[Biojava-l] IntegerAlphabet IntegerSymbol
Thomas Down
td2@sanger.ac.uk
Sun, 21 Oct 2001 09:28:00 +0100
On Fri, Oct 19, 2001 at 03:56:54PM -0700, David Waring wrote:
>
> I am working on bio.program.PhredSequence and its friends (for handling the
> qualitative data associated with the output of Phred). PhredSequence uses
> SymbolLists with an IntegerAlphabet. At present the getToken() method of
> IntergerAlphabet.IntegerSymbol returns '#'. I guess this is because the
> Symbol interface specifies that getToken() return a char. Shouldn't this be
> a String? Afterall SymbolParser parseToken() parses a String, and aren't we
> dealing with alphabets that can have multi-character tokens such as the 3
> letter amino acids names? Has this issue come up before? Am I
> misunderstanding 'token'?
>
> One of the things that must be done with at PhredSequnece is to write the
> quality data (an IntegerAlphabet based SymbolList) to a fasta-like format.

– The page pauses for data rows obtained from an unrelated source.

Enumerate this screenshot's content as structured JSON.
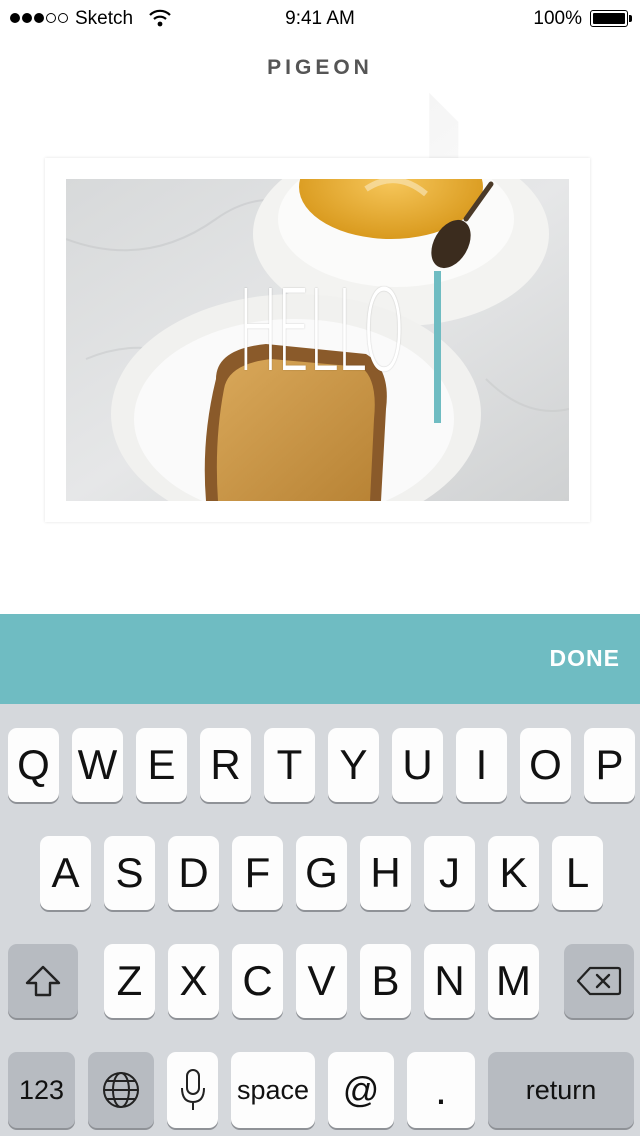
{
  "status_bar": {
    "carrier": "Sketch",
    "time": "9:41 AM",
    "battery": "100%",
    "signal_bars_filled": 3,
    "signal_bars_total": 5
  },
  "app": {
    "title": "PIGEON"
  },
  "card": {
    "overlay_text": "HELLO"
  },
  "toolbar": {
    "done_label": "DONE",
    "accent_color": "#6fbcc2"
  },
  "keyboard": {
    "row1": [
      "Q",
      "W",
      "E",
      "R",
      "T",
      "Y",
      "U",
      "I",
      "O",
      "P"
    ],
    "row2": [
      "A",
      "S",
      "D",
      "F",
      "G",
      "H",
      "J",
      "K",
      "L"
    ],
    "row3": [
      "Z",
      "X",
      "C",
      "V",
      "B",
      "N",
      "M"
    ],
    "bottom": {
      "numbers": "123",
      "space": "space",
      "at": "@",
      "period": ".",
      "return": "return"
    },
    "icons": {
      "shift": "shift-icon",
      "delete": "delete-icon",
      "globe": "globe-icon",
      "mic": "mic-icon"
    }
  }
}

> I'd like to just create a Sequence with the quality SymbolList and be able
> to write this using a FastaFormat. But since FastaFormat calls seqString()
> and that is coded in AbstractSymbolList to use getToken() it can only deal
> with chars so it can't handle IntegerSymbols. Another is issue is that with
> an IntegerSymbolList one would really like the seqString to output something
> like '10 20 22 7' as opposed to '1020227'.
>
> Three options:
> 1) Create a new SequenceFormat just for this, and if there will be no other
> use of IntegerSymbolList perhaps this is the best way to go.
>
> 2) Create an IntegerSymbolList that extends SimpleSymbolList overriding
> seqString().
>
> 3) (most invasive but perhaps cleanest) Change getToken() to return an
> String, or adding toString() to Symbol and add a method paddedSeqString() to
> AbstractSymbolList.
4) get rid of getToken() completely, and change the way that sequences
get converted to strings -- replacing hardwired code in SymbolList
implementations with pluggable `stringifiers'.
This was the idea of my SymbolTokenizations patch which I posted
a few days ago. Certainly my view is that is provides a much
cleaner framework for handling this kind of situtation, and I'd
urge you to take a look.
Thomas